On the occasion of the International Day of the Victims of Enforced Disappearances on August 30, 2014, the International Campaign for Tibet (ICT) calls for an end to a wave of enforced and extra-legal disappearances across Tibet, in particular following intensified repression after the self-immolations began in 2009.
There has been a new spike in enforced disappearances since the self-immolations in Tibet in 2009. The authorities’ draconian response to the more than 130 self-immolations across Tibet has included reprisals against those allegedly associated with self-immolators, including friends, families, witnesses to the act, and even entire communities.
“Enforced disappearance has been used as a tactic by the Chinese authorities in Tibet to spread fear and attempt to ensure allegiance to the Party-state,” said Matteo Mecacci, President of the International Campaign for Tibet. “We are highly concerned about the cases of ‘disappearances’ connected to self-immolations – such as friends, family, and individuals who may have simply witnessed a self-immolation,” Mecacci added.
In July 2014 ICT issued a report, ‘Acts of Significant Evil: The Criminalization of Self-Immolation’, detailing a wave of enforced disappearances of Tibetans.
Tibetans ‘disappeared’ since 2008 have been treated with extreme brutality. Many Tibetans are profoundly psychologically disturbed upon release, with others unable to walk or speak, or with broken or dislocated limbs. ICT has information on some Tibetans who were beaten to death in custody following protests, or suspicion of involvement in protests.

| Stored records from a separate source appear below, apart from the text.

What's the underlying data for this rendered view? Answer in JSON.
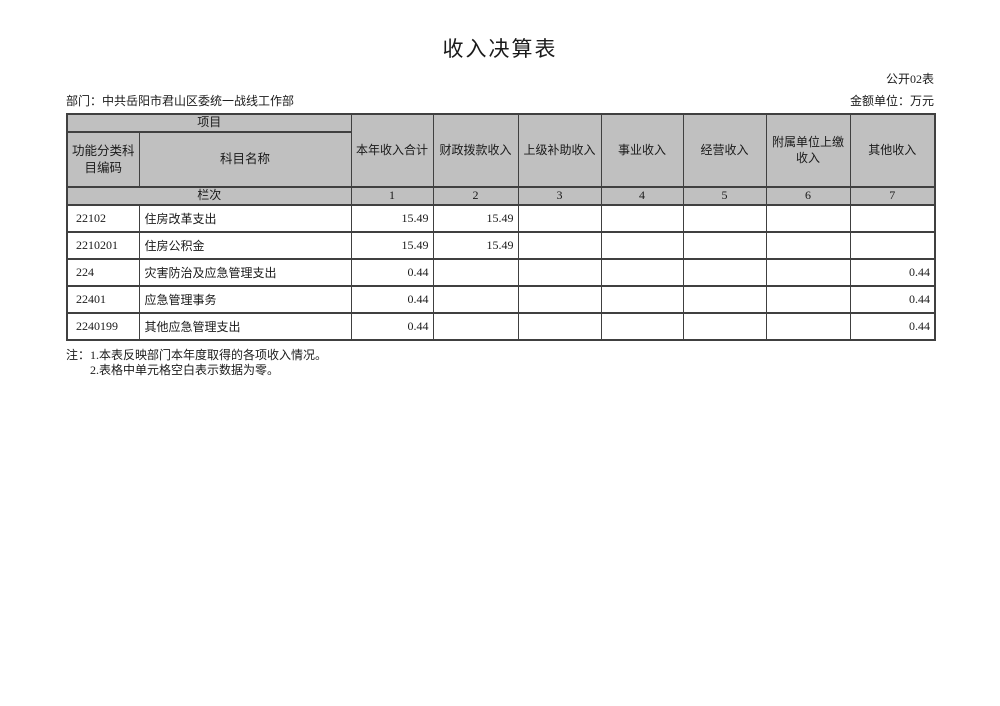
{
  "page": {
    "title": "收入决算表",
    "table_code": "公开02表",
    "department": "部门：中共岳阳市君山区委统一战线工作部",
    "unit": "金额单位：万元"
  },
  "colors": {
    "header_bg": "#c0c0c0",
    "border": "#404040",
    "text": "#1a1a1a",
    "page_bg": "#ffffff"
  },
  "table": {
    "project_header": "项目",
    "code_header": "功能分类科目编码",
    "name_header": "科目名称",
    "lane_header": "栏次",
    "income_columns": [
      {
        "label": "本年收入合计",
        "index": "1"
      },
      {
        "label": "财政拨款收入",
        "index": "2"
      },
      {
        "label": "上级补助收入",
        "index": "3"
      },
      {
        "label": "事业收入",
        "index": "4"
      },
      {
        "label": "经营收入",
        "index": "5"
      },
      {
        "label": "附属单位上缴收入",
        "index": "6"
      },
      {
        "label": "其他收入",
        "index": "7"
      }
    ],
    "rows": [
      {
        "code": "22102",
        "name": "住房改革支出",
        "values": [
          "15.49",
          "15.49",
          "",
          "",
          "",
          "",
          ""
        ]
      },
      {
        "code": "2210201",
        "name": "住房公积金",
        "values": [
          "15.49",
          "15.49",
          "",
          "",
          "",
          "",
          ""
        ]
      },
      {
        "code": "224",
        "name": "灾害防治及应急管理支出",
        "values": [
          "0.44",
          "",
          "",
          "",
          "",
          "",
          "0.44"
        ]
      },
      {
        "code": "22401",
        "name": "应急管理事务",
        "values": [
          "0.44",
          "",
          "",
          "",
          "",
          "",
          "0.44"
        ]
      },
      {
        "code": "2240199",
        "name": "其他应急管理支出",
        "values": [
          "0.44",
          "",
          "",
          "",
          "",
          "",
          "0.44"
        ]
      }
    ]
  },
  "notes": {
    "prefix": "注：",
    "line1": "1.本表反映部门本年度取得的各项收入情况。",
    "line2": "2.表格中单元格空白表示数据为零。"
  }
}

Among the cases highlighted in the ICT report are:
- Following the self-immolation and death on October 4, 2012, of Tibetan writer Gudrub in Nagchu., his uncle Tsewang Jermey was taken away from his home, followed by his younger brother, sister and her husband. Around 30 of his friends were ‘disappeared’ on their way to hospital to see him.

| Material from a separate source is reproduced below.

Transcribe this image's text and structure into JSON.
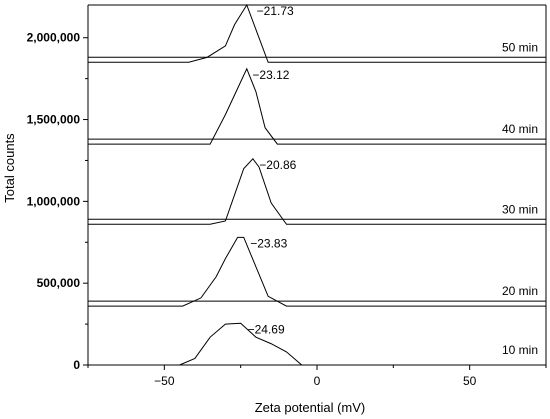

- Monk Gedun Jamyang disappeared after he chanted prayers for Tamdin Dorje who self-immolated in eastern Tibet on October 13, 2012. Dorkho Kyab and his son Choephel were also detained, allegedly for helping Tamdin Dorje’s family arrange the funeral ceremony. Monk Choezin and Lobsang Choephel were detained on December 12, 2012. Their whereabouts is not known.
In another case, Goshul Lobsang died at home in north-eastern Tibet on March 19, 2014 following severe torture during his ‘disappearance’ and later prison sentence. He was accused of being an organizer of a protest in 2008 and had been beaten so severely that he could not even swallow his food.
The International Campaign for Tibet calls on the international community to ask China for a full disclosure of the whereabouts of the disappeared Tibetans and to ensure non recurrence of enforced or involuntary disappearances in the future.